Pathophysiology of Hypertension

In hypertension, increased arterial pressure is detected by specialized mechanoreceptors called baroreceptors, present in the aortic arch and the carotid sinuses. Baroreceptors are innervated by nerves that synapse in the nucleus tractus solitarius (NTS), an area within the medulla oblongata that regulates blood pressure through the modulation of parasympathetic and sympathetic transmission. In the event of a rise in blood pressure, the baroreceptor firing rate increases; this stimulates the activation of sympathetic neurons that originate in the NTS and synapse in the outer arterial wall, or adventitia. Activation of these sympathetic neurons induces vasoconstriction through the release of noradrenaline and subsequent activation of Gq and the downstream IP3 signal transduction pathway. As a result, drugs that target α adrenergic receptors modulate blood pressure. The precise effect on vascular tone is dependent on the α adrenergic receptor subtype; α1 adrenergic receptors stimulate the release of noradrenalin from sympathetic nerve terminals, whilst α2 adrenergic receptors inhibit the release of noradrenalin, acting as a feedback mechanism to modulate its release from sympathetic nerve terminals.

Renin-Angiotensin-Aldosterone System

As well as sympathetic mechanisms, targeting the renin-angiotensin-aldosterone system (RAAS) is a proven and effective strategy in hypertension. The activation of the RAAS in response to a fall in blood pressure leads to the release of renin from the juxtaglomerular apparatus in the kidney. Renin cleaves angiotensinogen, which undergoes further cleavage to produce the highly potent vasoconstrictor, angiotensin II. Angiotensin II binding to the membrane-bound GPCR, angiotensin II receptor 1 (AT1), induces vasoconstriction directly through the potentiation of noradrenalin release from sympathetic nerve terminals within blood vessel walls.

Vascular Control of Blood Pressure

In addition to indirect control of vascular tone by the sympathetic nervous system and RAAS, direct control mechanisms within the blood vessel wall are also valid therapeutic targets in hypertension. Key regulators of blood pressure within the vasculature include nitric oxide (NO), endothelin 1 (ET-1) and prostacyclin (PGI2). Other major vasodilators including acetylcholine and bradykinin also directly alter vascular tone by inducing the production of endothelial nitric oxide.

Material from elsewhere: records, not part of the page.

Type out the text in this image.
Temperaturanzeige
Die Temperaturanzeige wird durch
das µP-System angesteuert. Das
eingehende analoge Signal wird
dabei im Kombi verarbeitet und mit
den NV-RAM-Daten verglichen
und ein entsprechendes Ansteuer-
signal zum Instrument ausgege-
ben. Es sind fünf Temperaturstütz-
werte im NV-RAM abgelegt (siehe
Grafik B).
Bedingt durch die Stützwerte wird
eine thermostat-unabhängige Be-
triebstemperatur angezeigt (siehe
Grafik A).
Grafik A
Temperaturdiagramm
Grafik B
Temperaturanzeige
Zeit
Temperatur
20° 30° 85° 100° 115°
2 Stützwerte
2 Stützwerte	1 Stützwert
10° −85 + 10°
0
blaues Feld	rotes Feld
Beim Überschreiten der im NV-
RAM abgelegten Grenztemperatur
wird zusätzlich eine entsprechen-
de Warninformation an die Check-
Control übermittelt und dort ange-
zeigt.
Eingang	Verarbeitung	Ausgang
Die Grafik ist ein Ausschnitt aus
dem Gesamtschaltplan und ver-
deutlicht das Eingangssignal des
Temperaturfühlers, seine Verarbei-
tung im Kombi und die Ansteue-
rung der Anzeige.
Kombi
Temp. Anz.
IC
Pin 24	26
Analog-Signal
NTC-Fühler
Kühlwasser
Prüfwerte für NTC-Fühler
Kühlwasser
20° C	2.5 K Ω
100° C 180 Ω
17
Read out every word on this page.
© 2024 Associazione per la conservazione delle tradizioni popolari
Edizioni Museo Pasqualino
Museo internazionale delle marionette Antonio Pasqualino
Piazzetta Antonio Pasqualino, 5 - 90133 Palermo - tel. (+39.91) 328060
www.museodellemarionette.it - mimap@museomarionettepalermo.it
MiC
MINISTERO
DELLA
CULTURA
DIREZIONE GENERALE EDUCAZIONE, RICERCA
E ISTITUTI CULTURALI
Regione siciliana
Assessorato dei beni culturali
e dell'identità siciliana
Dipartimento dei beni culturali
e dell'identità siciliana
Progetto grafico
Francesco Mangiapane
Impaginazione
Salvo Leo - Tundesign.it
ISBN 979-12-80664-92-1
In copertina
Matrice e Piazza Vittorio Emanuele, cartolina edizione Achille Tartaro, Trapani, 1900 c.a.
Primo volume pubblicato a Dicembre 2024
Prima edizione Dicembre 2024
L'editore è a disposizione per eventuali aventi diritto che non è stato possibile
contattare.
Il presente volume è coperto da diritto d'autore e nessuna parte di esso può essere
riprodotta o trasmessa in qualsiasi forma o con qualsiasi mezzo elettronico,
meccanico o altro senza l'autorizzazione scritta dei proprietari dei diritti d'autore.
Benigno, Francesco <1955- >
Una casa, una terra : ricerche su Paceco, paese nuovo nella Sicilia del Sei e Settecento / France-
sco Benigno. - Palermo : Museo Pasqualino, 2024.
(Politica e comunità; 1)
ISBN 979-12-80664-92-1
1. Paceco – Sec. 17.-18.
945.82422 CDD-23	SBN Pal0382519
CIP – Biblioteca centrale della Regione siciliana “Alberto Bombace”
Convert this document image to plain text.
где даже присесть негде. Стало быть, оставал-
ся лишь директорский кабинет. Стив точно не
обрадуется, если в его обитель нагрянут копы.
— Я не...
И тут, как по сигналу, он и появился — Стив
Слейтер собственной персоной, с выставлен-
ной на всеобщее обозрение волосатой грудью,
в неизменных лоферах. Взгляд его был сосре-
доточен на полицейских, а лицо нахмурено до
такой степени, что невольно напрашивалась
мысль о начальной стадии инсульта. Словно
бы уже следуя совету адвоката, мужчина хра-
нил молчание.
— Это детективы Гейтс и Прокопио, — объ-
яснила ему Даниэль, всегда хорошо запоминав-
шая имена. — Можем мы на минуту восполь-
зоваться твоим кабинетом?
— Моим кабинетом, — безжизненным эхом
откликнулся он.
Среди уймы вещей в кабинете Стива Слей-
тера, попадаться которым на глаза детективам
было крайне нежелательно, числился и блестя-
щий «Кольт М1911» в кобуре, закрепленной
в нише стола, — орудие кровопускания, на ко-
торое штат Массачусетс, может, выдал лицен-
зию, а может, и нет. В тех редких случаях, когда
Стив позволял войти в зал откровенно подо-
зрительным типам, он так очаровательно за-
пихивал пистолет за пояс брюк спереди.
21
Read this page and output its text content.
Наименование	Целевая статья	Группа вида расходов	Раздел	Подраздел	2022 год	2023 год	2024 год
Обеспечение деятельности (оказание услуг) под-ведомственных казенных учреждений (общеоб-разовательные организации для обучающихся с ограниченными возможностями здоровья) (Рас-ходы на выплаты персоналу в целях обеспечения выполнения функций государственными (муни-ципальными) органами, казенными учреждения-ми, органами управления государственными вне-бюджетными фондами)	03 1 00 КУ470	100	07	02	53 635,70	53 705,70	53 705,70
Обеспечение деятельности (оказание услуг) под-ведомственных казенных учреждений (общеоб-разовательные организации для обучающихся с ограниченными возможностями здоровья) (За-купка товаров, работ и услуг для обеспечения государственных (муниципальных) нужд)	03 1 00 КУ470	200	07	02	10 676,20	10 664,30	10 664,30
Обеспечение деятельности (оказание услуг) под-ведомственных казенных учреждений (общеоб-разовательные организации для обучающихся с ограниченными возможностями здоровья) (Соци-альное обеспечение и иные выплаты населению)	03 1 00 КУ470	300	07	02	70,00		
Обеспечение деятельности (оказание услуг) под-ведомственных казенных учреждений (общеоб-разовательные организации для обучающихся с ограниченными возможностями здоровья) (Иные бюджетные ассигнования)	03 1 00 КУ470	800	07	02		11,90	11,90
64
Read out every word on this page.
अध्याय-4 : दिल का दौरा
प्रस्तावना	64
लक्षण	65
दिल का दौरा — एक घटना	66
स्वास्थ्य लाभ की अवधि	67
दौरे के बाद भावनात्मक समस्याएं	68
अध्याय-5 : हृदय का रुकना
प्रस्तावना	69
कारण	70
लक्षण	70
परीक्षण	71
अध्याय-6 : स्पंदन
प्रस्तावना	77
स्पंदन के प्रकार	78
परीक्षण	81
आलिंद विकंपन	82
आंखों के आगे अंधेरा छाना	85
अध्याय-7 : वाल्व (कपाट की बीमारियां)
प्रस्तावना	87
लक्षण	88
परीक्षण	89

Nitric Oxide in Hypertension

A hallmark of endothelial dysfunction, seen in many hypertensive patients, is decreased nitric oxide bioavailability. Nitric oxide is a key endogenous vasodilator that is secreted in response to endothelial membrane receptor stimulation by agonists such as acetylcholine, bradykinin and 5-HT, as well as shear stress. Activation of endothelial cell membrane receptors by agonist stimulation or shear stress results in an increase in intracellular calcium ion concentration. This increased calcium ion availability activates calmodulin (CaM), a calcium-binding protein. The Ca2+-calmodulin complex is vital in removing the caveolin-mediated inhibition of endothelial nitric oxide synthase (eNOS), enabling eNOS enzyme activity. The principal reaction of eNOS is to convert L-arginine to L-citrulline, generating nitric oxide as a by-product. Nitric oxide production and release from endothelial cells triggers an increase in cyclic GMP concentration in the underlying smooth muscle cells through the activation of soluble guanylyl cyclase (sGC), which in turn lowers the intracellular calcium ion concentration, prompting smooth muscle cell relaxation and resulting in vasodilation.